The Jenkem dudes snuck into what can without hyperbole be called the biggest bust in New York City (the Roosevelt Island Monument), so Julian Lewis could pull off two N.B.Ds. Fakie flip was worth a summons though :)
We found a loose box tucked away in the warehouse and were able to do some light restocks of a few popular items in the webstore. If you want free shipping, ✨ use promo code MONDAYLINKS at the shipping checkout window ✨ but it’ll expire at 11:59 P.M. tonight ❤️ Thanks as always for supporting what we do.
Young goat Kyota Umeki is the latest guest on the Angel & Z podcast. (Also happy bday.)
“Bunt” is a 7-minute edit out of the Rochester scene by Steve Custozzo, spotted via Skate Jawn, and of no relation to the podcast.
We now inhabit a different world than the one that debuted Noah the Brand’s first video in October 2020. That premiere was projected onto a makeshift white sheet pinned to the Tompkins fence, at a time when nobody could hang out indoors en masse.
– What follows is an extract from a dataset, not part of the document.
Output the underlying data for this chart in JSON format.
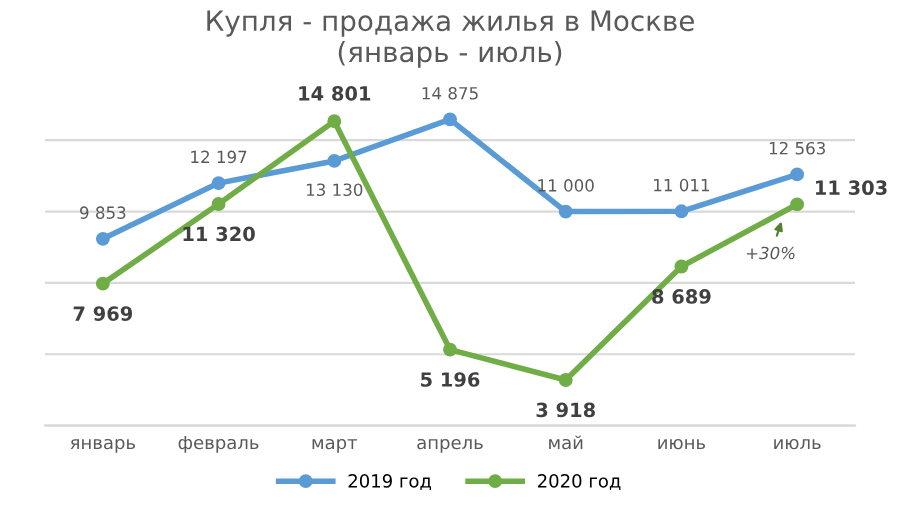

Alex Greenberg’s follow-up to Jolie Rouge is unbranded (that random dude in the comments asking what happened to the Noah skate team will remain perplexed), but feels like a continuation of that initial project.
When’s the last time you saw a crispy pair of I-Paths in a new skate video?
‘iPhone Mixtape’ is Kyota Umeki and the Star Team’s follow-up to last winter’s “iPod video” (another piece of 2000s technology somehow being outlived at large by the VX1000.) It is a kaleidoscopic bro cam video of the first half of 2022 via the Homies Network dudes and their extended family as they kick around every possible corner of lower Manhattan — with Tompkins and the recently re-instated Green Man statue as the anchor-points.